The third method is Aperture Priority. In this mode, you can select the aperture value, and the camcorder automatically adjusts the shutter speed for exposure correction. Aperture settings include: f/1.8, f/2.0, f/2.8, f/4.0, f/5.6, and f/8.0. This is a scant amount of values which only gives you minor degree of control. Both Canon and Panasonic offer more. Sony, on the other hand, does not offer aperture control in any of its consumer camcorders.

Shutter Speed (6.45)
The shutter speed is activated with the Shutter Priority mode, located in the Function menu. The inverse of Aperture Priority, in this mode you control the shutter speed and the camcorder automatically compensates with aperture changes. Settings include 1/2, 1/4, 1/8, 1/15, 1/30, 1/60, 1/80, 1/100, 1/250, 1/500, 1/1000, 1/2000, and 1/4000. The camcorder is very good about correcting exposure at low speeds. Even the 1/2-second setting produces a properly exposed image, though it took the camcorder nearly 15 seconds to figure out the adjustment. This range of controls is comparable to the competition.

White Balance (6.25)
The white balance settings are also located in the Function menu. Settings here include Auto, Manual, Fine, Cloud, and Halogen. As described earlier, auto white balance adjustments are strictly mediocre, so you’ll want to avail yourself of the options here. The lack of indoor settings is disconcerting, because you’ll certainly encounter more than halogen lighting in your house.

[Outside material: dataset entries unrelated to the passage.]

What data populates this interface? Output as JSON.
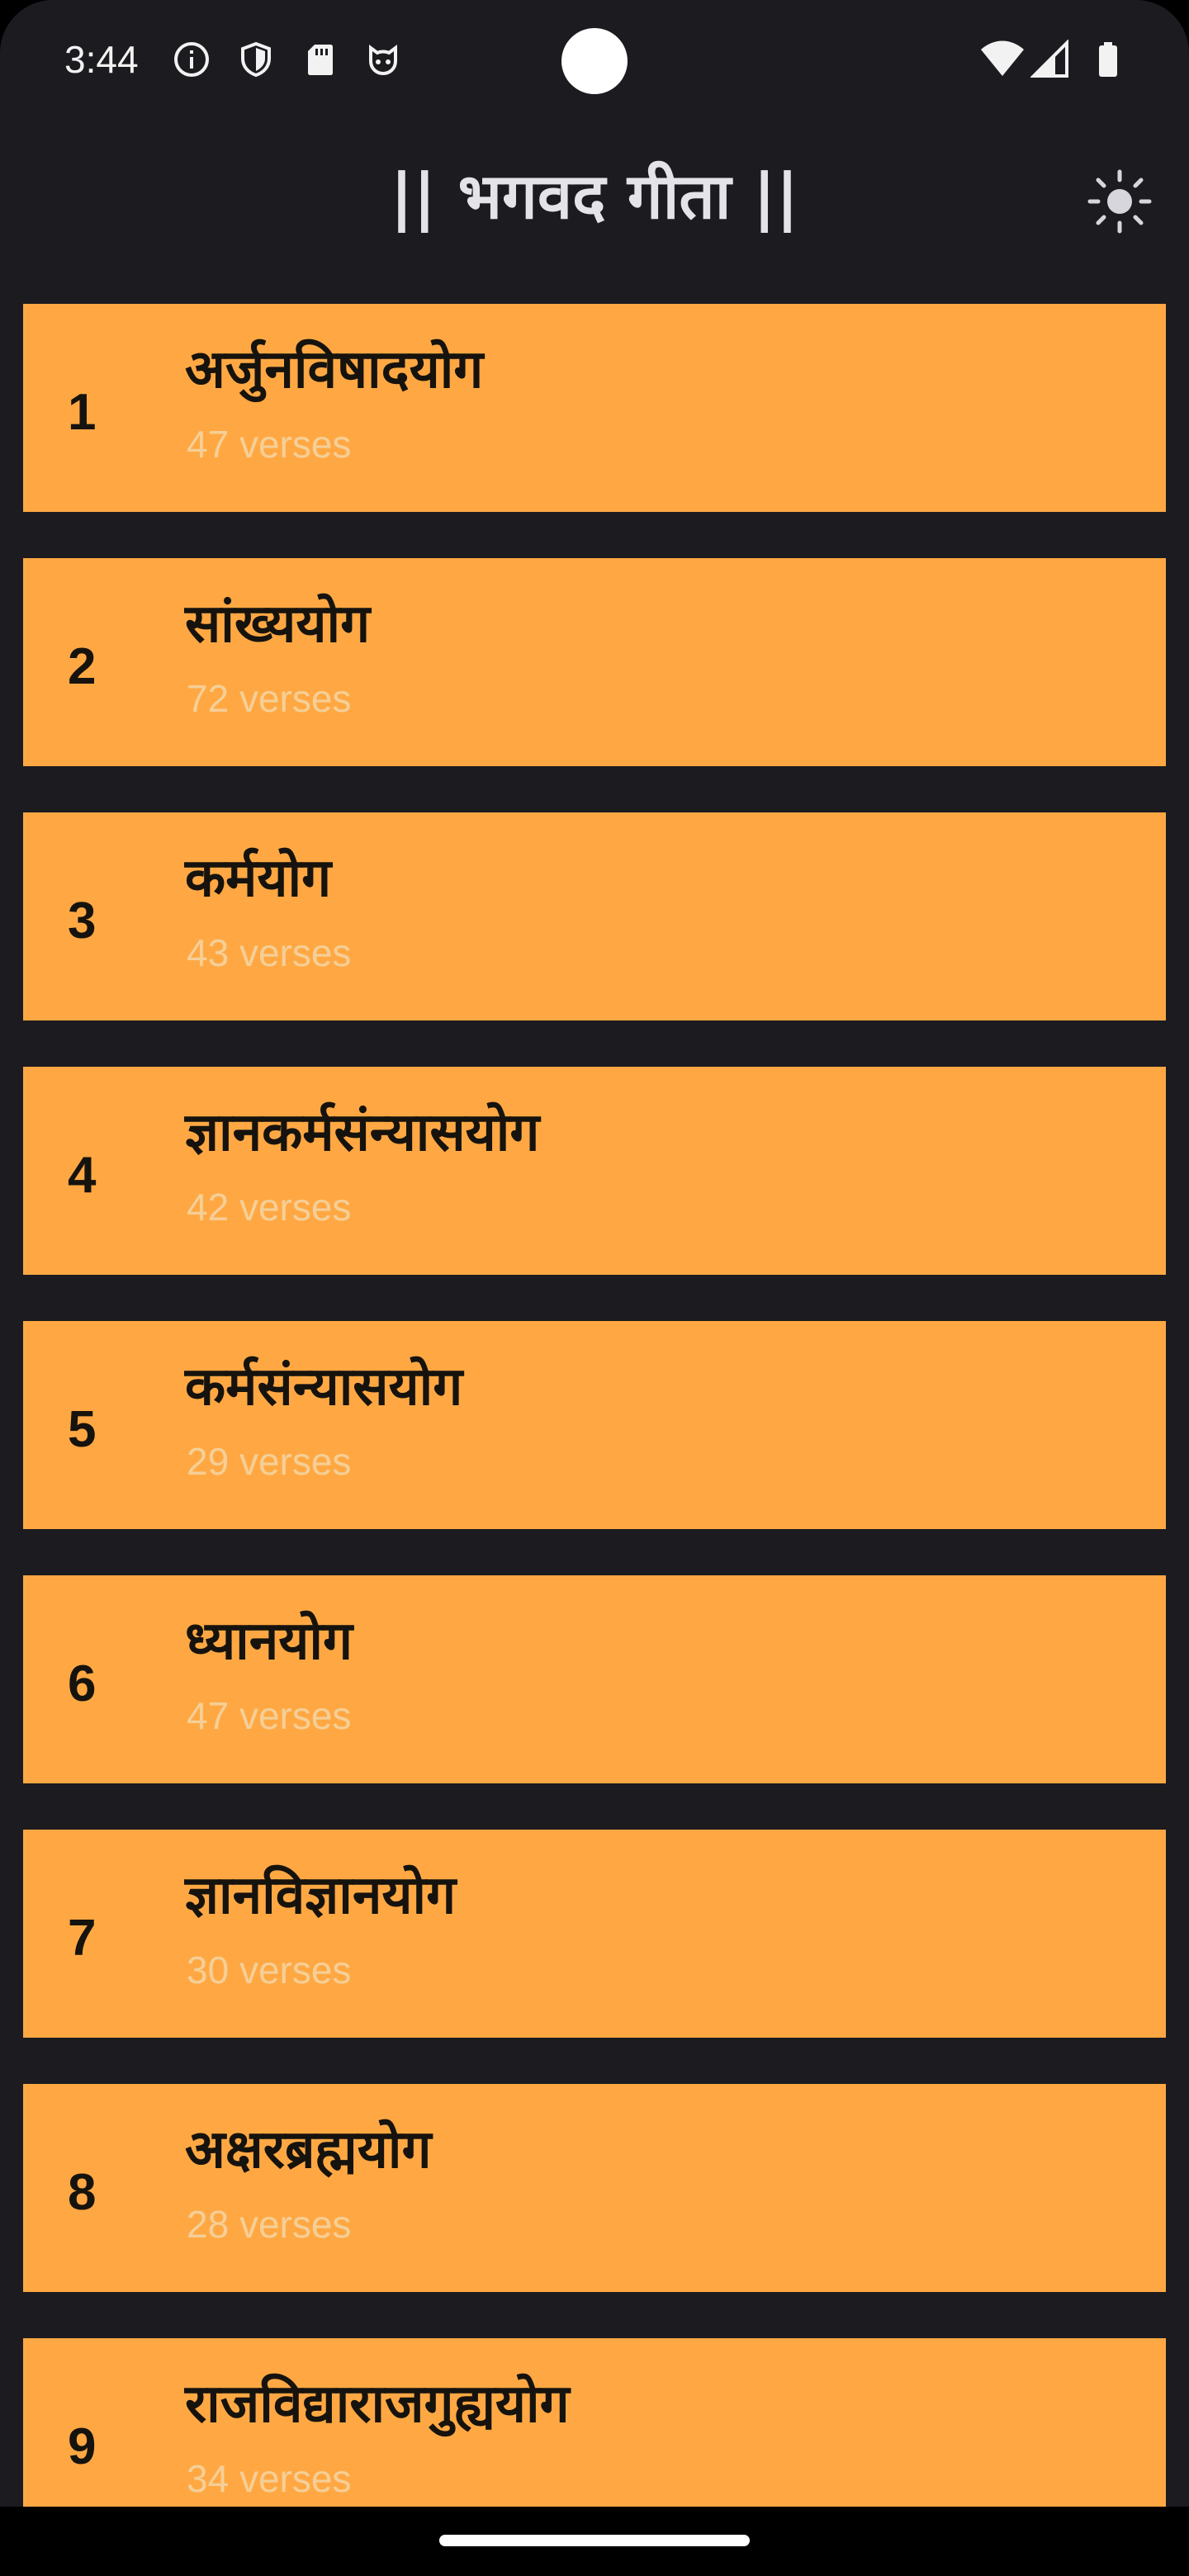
{
  "status_bar": {
    "time": "3:44",
    "icons": [
      "info-icon",
      "shield-icon",
      "sd-card-icon",
      "cat-face-icon",
      "wifi-icon",
      "cellular-signal-icon",
      "battery-icon"
    ]
  },
  "header": {
    "title": "|| भगवद गीता ||",
    "theme_icon": "sun-icon"
  },
  "colors": {
    "background": "#1c1b20",
    "card": "#ffa843",
    "card_text": "#16130e",
    "verses_text": "#f5cf97",
    "header_text": "#e4e3e8"
  },
  "chapters": [
    {
      "number": "1",
      "name": "अर्जुनविषादयोग",
      "verses": "47 verses"
    },
    {
      "number": "2",
      "name": "सांख्ययोग",
      "verses": "72 verses"
    },
    {
      "number": "3",
      "name": "कर्मयोग",
      "verses": "43 verses"
    },
    {
      "number": "4",
      "name": "ज्ञानकर्मसंन्यासयोग",
      "verses": "42 verses"
    },
    {
      "number": "5",
      "name": "कर्मसंन्यासयोग",
      "verses": "29 verses"
    },
    {
      "number": "6",
      "name": "ध्यानयोग",
      "verses": "47 verses"
    },
    {
      "number": "7",
      "name": "ज्ञानविज्ञानयोग",
      "verses": "30 verses"
    },
    {
      "number": "8",
      "name": "अक्षरब्रह्मयोग",
      "verses": "28 verses"
    },
    {
      "number": "9",
      "name": "राजविद्याराजगुह्ययोग",
      "verses": "34 verses"
    }
  ]
}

Making a manual adjustment is far more complicated than it should be. The interface is just poorly thought out here. Most controls are activated by scrolling over to them until the text is highlighted, then pushing in on the joystick once. If you do that here, you might think you’ve made the adjustment, but you haven’t. Instead, you have to push and hold on the “MWB” selection from within the list of options. Eventually, the icon blinks and the colors adjust. In practice, it took us several tries, and we deal with camcorders all day long. I pity the newcomer.

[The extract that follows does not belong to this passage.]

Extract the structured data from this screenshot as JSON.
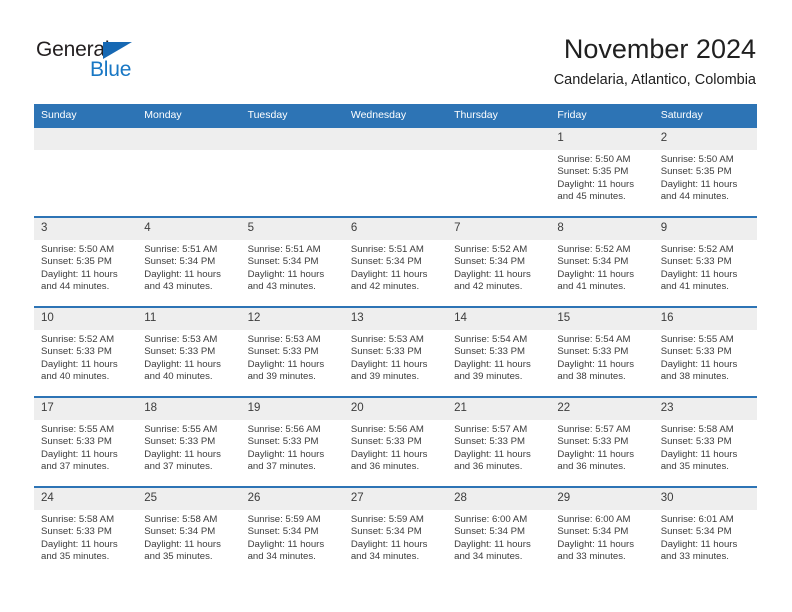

White balance controls in action

Gain (2.0)
Only Panasonic camcorders offer actual control over the gain in the realm of consumer camcorders. However, JVC gives you some degree of control – the ability to turn the auto gain control (AGC) on and off. This is standard on all JVC camcorders. It surprised us, therefore, that the GZ-HD6 added one more option to the list.

In addition to gain options of “off” and “AGC,” there is a new option called “Auto.” But wait … if AGC stands for Auto Gain Control, how does that differ from auto? Well, let’s go look in the manual. Huh … not a thing. In fact, this manual is pretty useless for penetrating questions such as this.

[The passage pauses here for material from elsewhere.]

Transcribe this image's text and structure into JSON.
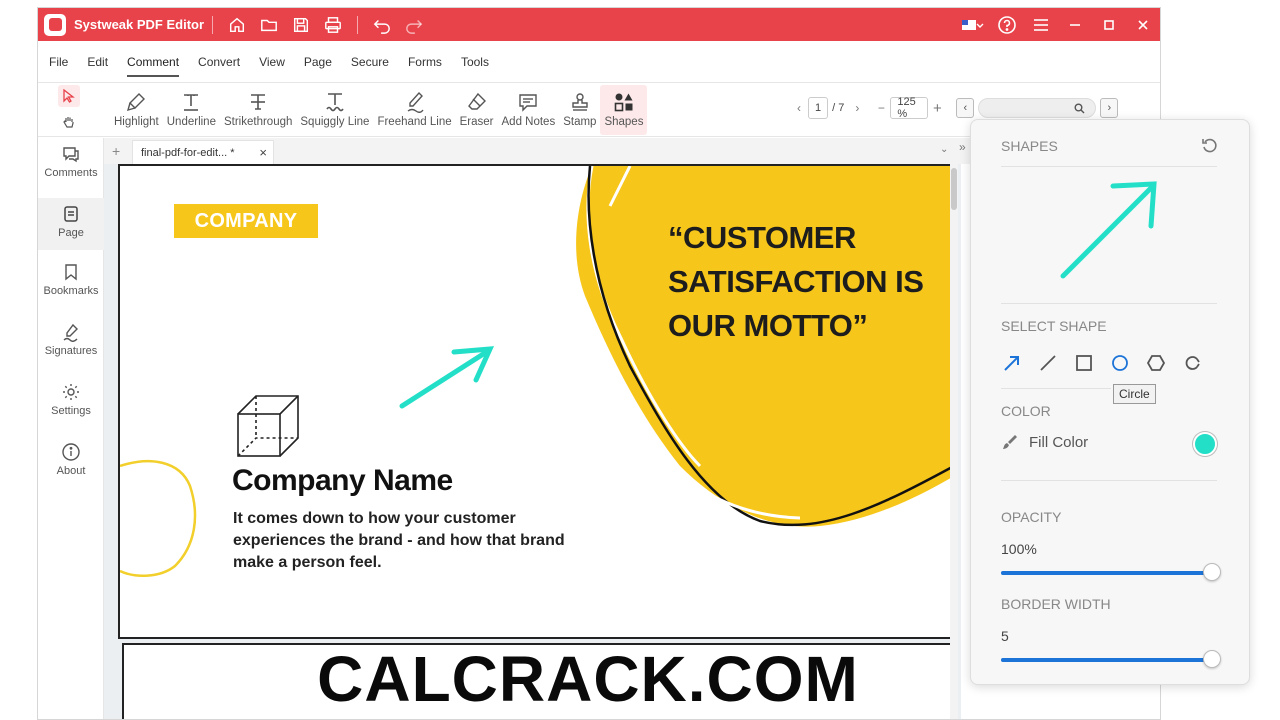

So we put it to the test. As near as we can tell, the Auto setting allows the gain to go up much higher than the AGC setting. If you’re trying to keep noise in check, AGC may be the better bet, but point and shooters will want to leave it in Auto mode.

Other Manual Controls (4.0)

Zebras - In the Function menu you’ll find the Zebra feature, which creates moving, striped patterns on areas of the shot that are overexposed. There are two settings, 70 percent and 100 percent, that correspond to IRE levels. In the world of commercial broadcast, there are legal limits to how bright your image can be, with 100 IRE being the very upper limit. For home video shooting, zebra patterns are just a useful check on exposure.

Sharpness - The Sharpness controls are located in the Function menu. When activated, a scale appears in the lower portion of the screen ranging from -5 to +5. In theory, it controls the level of in-camera sharpening, or the contrast boosting along line edges. In practice, you’ll want to use the control sparingly. Too low and the image looks out of focus. Too high and it looks noisy.


The Sharpness tool in action

Color Bars - The GZ-HD6 offers the ability to output the HD SMPTE color bar chart to calibrate your monitor.

x.v.Color - This is the Sony-branded term for the new xvYCC color standard. It allows for a deeper and more accurate representation of color. Unfortunately, recording in xvYCC is useless unless you have an xvYCC-compliant HDTV, which is still rare. Don’t forget an HDMI 1.3 cable. Older cables will not support the color.